Nos apresuramos por el vestíbulo hacia el apartamento de madame Diblis, que era la última puerta de la izquierda. Golpeé repetidamente la madera astillada. Se aproximaron unos pasos y escuchamos el chasquido de varios cerrojos descorriéndose. La puerta se abrió de par en par y percibimos un deje de sándalo que enmascaró temporalmente el desagradable olor del pasillo. Nos encontramos ante una mujer de pelo gris recogido en un pañuelo. El colgante que llevaba alrededor del cuello desapareció dentro de su escote cuando se inclinó para ver quiénes éramos. Nos presentamos y madame Diblis se llevó un dedo a los labios.

—Tenemos que hablar en voz baja —nos advirtió—. Hoy los espíritus están inquietos.

La seguimos hasta un salón. Los muebles se hallaban cubiertos de telas aterciopeladas con dobladillos de encaje. En el centro de la estancia había una mesa de comedor de mármol rodeada de sillas de respaldo alto. Junto a la ventana colgaba un espejo con un marco curvado lleno de flósculos. Era el tipo de espejo en el que me imaginaba mirándose a la bruja de Blancanieves cuando le preguntaba aquello tan famoso de «espejito, espejito...».

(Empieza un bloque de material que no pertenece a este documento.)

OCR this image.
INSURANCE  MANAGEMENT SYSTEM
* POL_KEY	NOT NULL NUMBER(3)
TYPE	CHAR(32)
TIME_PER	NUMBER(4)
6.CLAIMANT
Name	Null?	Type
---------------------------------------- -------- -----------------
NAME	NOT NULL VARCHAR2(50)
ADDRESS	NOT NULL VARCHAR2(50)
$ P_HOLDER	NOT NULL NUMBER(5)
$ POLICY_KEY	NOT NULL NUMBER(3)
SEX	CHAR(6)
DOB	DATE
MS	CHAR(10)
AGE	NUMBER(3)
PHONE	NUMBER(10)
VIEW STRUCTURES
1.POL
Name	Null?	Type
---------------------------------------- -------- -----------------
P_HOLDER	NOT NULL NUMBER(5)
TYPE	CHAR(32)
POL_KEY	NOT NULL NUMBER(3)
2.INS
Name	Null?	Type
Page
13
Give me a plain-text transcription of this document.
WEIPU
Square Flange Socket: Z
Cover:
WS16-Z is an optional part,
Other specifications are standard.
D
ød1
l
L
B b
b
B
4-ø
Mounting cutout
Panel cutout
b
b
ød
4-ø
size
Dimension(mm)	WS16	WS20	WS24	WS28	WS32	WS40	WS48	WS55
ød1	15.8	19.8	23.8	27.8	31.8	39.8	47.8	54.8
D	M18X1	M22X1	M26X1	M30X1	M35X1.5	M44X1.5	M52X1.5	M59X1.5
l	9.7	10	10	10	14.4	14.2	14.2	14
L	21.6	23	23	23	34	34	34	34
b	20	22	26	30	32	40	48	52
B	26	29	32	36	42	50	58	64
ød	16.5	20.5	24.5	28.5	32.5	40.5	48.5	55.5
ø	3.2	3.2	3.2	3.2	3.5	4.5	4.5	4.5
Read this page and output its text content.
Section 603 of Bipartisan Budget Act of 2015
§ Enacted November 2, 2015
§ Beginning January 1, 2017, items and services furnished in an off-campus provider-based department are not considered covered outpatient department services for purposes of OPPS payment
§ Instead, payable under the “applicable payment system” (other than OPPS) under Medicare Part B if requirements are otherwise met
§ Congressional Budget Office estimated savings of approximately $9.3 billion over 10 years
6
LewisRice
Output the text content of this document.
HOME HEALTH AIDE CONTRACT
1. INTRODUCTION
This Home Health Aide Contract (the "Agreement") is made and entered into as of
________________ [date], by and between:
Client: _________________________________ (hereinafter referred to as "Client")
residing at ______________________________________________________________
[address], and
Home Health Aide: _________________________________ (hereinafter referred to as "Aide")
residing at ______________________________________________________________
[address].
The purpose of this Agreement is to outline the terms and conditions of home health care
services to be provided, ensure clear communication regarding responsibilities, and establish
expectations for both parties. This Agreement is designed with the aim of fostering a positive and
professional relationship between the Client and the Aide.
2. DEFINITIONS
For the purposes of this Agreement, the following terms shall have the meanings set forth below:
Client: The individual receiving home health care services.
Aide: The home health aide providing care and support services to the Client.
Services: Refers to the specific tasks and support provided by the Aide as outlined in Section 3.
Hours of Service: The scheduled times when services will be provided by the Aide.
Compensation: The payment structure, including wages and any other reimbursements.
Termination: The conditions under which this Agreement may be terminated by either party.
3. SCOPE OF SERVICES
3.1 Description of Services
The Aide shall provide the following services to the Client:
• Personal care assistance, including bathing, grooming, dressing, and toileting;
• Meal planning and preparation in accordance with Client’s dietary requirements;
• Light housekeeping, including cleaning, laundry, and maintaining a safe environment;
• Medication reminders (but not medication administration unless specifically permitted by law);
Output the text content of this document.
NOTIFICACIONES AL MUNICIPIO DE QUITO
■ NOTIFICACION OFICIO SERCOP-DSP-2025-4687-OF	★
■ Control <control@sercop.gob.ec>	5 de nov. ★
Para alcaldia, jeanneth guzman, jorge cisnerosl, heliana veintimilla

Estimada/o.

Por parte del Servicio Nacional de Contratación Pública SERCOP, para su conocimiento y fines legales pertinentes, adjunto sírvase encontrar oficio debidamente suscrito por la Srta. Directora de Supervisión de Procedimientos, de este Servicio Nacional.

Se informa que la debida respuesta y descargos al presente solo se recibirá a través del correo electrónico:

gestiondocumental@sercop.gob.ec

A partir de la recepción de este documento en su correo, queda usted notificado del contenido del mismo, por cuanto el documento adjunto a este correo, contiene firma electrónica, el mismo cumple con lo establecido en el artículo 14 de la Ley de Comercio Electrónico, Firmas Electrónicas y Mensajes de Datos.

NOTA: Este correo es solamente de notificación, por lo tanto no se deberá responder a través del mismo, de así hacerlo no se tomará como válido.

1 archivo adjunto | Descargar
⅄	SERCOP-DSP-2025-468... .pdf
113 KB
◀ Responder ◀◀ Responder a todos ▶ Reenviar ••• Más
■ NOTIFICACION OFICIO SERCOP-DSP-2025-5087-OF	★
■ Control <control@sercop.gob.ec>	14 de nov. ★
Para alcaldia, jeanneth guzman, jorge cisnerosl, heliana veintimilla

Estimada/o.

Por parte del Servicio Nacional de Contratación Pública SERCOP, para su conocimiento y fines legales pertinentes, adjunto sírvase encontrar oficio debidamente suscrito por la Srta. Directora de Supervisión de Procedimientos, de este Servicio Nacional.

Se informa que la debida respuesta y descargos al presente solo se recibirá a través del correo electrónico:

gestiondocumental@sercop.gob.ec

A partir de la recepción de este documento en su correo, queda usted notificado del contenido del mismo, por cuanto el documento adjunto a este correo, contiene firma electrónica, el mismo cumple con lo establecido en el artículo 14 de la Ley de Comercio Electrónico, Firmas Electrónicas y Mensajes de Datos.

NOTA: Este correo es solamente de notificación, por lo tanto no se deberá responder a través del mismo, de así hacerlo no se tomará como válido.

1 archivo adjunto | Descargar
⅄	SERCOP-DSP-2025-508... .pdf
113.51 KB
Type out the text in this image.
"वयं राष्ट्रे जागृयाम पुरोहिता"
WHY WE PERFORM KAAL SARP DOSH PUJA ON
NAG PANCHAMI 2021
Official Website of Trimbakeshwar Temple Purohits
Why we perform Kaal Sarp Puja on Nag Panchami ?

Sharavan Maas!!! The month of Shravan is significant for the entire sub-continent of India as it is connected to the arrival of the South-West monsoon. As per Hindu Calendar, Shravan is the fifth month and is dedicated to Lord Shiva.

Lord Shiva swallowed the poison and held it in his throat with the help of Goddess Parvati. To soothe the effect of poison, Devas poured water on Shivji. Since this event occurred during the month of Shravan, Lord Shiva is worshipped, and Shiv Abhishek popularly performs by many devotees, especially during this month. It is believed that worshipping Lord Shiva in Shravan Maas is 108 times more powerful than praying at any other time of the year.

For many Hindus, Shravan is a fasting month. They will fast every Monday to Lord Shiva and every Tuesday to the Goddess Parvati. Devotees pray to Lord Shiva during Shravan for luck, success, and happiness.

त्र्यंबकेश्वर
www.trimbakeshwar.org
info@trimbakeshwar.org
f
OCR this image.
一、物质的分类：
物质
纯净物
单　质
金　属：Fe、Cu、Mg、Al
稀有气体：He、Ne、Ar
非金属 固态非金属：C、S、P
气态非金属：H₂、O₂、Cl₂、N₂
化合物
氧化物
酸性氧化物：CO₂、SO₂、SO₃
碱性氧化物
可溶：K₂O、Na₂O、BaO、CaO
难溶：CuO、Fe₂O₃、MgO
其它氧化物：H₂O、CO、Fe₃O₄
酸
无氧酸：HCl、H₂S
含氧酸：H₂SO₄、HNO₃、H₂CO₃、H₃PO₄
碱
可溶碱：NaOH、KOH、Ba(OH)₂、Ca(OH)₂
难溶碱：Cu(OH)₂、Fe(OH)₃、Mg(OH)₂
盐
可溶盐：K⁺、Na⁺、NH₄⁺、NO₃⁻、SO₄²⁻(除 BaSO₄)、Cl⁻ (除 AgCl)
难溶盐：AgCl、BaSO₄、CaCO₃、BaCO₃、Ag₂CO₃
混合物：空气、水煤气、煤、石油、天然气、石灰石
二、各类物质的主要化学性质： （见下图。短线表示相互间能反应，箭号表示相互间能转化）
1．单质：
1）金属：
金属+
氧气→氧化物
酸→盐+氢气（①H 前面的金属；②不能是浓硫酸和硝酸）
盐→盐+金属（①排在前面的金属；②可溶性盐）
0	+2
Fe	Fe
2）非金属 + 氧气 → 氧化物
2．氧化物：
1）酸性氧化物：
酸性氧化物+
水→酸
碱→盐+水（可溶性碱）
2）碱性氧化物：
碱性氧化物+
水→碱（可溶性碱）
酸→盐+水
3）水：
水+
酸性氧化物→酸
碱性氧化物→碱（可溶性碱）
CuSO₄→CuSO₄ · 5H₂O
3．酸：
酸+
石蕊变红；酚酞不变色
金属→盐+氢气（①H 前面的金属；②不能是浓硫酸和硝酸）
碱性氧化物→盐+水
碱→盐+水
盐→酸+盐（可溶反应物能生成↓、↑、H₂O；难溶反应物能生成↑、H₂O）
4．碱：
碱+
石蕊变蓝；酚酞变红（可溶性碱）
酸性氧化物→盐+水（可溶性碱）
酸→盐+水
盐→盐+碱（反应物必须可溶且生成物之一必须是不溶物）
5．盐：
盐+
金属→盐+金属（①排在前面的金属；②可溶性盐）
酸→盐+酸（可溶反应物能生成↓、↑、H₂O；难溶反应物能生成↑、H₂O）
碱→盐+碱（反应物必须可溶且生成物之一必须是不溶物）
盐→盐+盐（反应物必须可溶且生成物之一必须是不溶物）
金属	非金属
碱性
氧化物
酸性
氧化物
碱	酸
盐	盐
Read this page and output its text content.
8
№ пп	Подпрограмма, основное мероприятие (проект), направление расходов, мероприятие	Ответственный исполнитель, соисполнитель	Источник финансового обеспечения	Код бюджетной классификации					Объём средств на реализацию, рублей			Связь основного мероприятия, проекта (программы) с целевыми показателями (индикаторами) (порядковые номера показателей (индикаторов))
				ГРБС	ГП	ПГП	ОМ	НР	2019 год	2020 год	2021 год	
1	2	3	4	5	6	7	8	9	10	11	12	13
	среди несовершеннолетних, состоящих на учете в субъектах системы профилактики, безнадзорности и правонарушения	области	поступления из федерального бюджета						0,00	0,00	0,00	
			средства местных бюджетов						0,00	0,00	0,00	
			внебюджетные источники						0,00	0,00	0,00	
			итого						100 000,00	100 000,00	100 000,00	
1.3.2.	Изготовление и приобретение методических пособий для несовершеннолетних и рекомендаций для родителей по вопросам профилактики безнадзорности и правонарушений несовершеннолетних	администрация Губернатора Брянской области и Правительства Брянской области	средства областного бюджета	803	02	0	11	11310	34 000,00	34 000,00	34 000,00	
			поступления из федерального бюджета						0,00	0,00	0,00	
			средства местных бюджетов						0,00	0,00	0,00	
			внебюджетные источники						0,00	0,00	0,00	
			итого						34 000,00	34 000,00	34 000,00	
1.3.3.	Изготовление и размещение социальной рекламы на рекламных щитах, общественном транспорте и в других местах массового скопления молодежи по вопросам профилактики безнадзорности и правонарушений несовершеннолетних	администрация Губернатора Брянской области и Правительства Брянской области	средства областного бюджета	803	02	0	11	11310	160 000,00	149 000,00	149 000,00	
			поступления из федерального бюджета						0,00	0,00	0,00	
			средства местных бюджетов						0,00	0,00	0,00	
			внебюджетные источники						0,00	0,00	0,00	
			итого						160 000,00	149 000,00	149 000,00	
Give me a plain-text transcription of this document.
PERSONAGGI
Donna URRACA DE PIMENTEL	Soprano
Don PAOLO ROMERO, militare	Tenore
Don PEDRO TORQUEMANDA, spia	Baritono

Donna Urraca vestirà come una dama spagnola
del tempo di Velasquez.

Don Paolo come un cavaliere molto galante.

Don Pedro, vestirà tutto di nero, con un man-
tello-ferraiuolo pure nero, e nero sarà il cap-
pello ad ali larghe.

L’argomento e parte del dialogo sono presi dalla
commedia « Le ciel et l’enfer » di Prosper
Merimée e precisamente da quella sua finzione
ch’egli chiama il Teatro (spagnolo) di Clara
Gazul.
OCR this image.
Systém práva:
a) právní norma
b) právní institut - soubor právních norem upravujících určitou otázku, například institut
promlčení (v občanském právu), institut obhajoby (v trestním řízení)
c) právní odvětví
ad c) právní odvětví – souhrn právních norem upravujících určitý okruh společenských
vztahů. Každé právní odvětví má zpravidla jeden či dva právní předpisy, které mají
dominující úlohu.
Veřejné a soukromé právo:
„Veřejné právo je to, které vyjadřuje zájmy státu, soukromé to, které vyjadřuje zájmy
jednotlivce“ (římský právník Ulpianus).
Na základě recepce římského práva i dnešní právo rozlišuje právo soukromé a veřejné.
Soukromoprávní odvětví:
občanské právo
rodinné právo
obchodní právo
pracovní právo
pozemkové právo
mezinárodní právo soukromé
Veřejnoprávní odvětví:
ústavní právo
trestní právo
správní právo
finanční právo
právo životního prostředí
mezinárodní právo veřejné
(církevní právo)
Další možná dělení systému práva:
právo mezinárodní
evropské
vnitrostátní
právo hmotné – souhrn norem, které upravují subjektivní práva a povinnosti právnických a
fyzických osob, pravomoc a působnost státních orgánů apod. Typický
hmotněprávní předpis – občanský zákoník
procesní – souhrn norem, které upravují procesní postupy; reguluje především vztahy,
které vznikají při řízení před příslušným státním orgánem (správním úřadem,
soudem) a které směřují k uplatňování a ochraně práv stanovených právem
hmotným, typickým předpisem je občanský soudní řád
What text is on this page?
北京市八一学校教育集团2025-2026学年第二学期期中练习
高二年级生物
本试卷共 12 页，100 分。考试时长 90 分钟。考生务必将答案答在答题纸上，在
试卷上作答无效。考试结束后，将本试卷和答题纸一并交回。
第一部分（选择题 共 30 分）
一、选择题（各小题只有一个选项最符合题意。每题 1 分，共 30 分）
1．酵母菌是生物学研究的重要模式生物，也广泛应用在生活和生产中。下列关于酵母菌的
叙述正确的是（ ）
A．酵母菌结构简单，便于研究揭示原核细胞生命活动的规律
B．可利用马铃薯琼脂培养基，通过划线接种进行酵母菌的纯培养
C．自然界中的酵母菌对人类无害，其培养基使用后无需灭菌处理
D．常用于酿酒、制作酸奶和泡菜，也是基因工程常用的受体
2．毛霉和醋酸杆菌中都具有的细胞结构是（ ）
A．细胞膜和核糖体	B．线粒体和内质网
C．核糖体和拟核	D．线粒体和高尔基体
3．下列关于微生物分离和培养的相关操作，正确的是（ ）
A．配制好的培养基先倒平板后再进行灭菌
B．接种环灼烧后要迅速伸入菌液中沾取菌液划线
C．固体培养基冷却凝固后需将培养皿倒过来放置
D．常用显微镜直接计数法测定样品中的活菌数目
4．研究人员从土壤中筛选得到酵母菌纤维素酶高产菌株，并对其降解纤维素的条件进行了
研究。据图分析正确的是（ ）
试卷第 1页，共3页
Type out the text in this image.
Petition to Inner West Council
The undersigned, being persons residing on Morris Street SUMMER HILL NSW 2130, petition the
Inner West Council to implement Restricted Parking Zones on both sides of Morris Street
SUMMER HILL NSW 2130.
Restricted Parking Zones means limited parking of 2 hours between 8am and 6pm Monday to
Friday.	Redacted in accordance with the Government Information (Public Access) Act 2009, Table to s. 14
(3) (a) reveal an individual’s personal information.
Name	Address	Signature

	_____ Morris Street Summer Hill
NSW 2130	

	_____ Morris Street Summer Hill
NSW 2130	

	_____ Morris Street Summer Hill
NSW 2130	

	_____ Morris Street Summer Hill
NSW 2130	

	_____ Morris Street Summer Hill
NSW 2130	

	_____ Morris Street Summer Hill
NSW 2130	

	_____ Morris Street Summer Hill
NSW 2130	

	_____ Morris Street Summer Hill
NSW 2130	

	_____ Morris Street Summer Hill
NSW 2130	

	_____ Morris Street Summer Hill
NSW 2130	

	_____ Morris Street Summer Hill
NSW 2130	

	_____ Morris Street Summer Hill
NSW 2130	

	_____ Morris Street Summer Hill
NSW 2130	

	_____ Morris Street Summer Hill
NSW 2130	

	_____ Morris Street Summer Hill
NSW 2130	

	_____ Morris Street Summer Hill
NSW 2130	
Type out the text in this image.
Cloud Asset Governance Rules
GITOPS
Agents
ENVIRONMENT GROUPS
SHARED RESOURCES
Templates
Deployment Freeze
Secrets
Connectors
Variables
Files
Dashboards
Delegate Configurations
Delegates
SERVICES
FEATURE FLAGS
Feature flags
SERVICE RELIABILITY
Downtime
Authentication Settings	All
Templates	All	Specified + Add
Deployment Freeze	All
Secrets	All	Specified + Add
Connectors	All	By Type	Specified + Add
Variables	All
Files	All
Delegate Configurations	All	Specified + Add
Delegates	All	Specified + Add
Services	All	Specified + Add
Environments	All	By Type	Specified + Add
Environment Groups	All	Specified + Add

—Por favor, sentaos —nos indicó madame Diblis señalándonos un sofá cubierto de cojines.

Escuchó nuestra historia sobre la mariposa y la promesa de Louis. Cuando le conté que yo podía ver la mariposa, mientras que Esther no, la médium se volvió hacia mí y escrutó mi rostro antes de volver a sentarse y mirarse fijamente las manos perdida en sus pensamientos.

—Han pasado cinco años desde que murió tu prometido —le dijo madame Diblis a Esther—. Es más sencillo invocar a aquellos que acaban de llegar al más allá, pero con toda la actividad que hay hoy, quizá tengamos suerte. No obstante, creo que, precisamente por el hecho de estar tratando de ponerse en contacto contigo del modo en que prometió, no sea capaz de hablar. Pero vamos a intentarlo.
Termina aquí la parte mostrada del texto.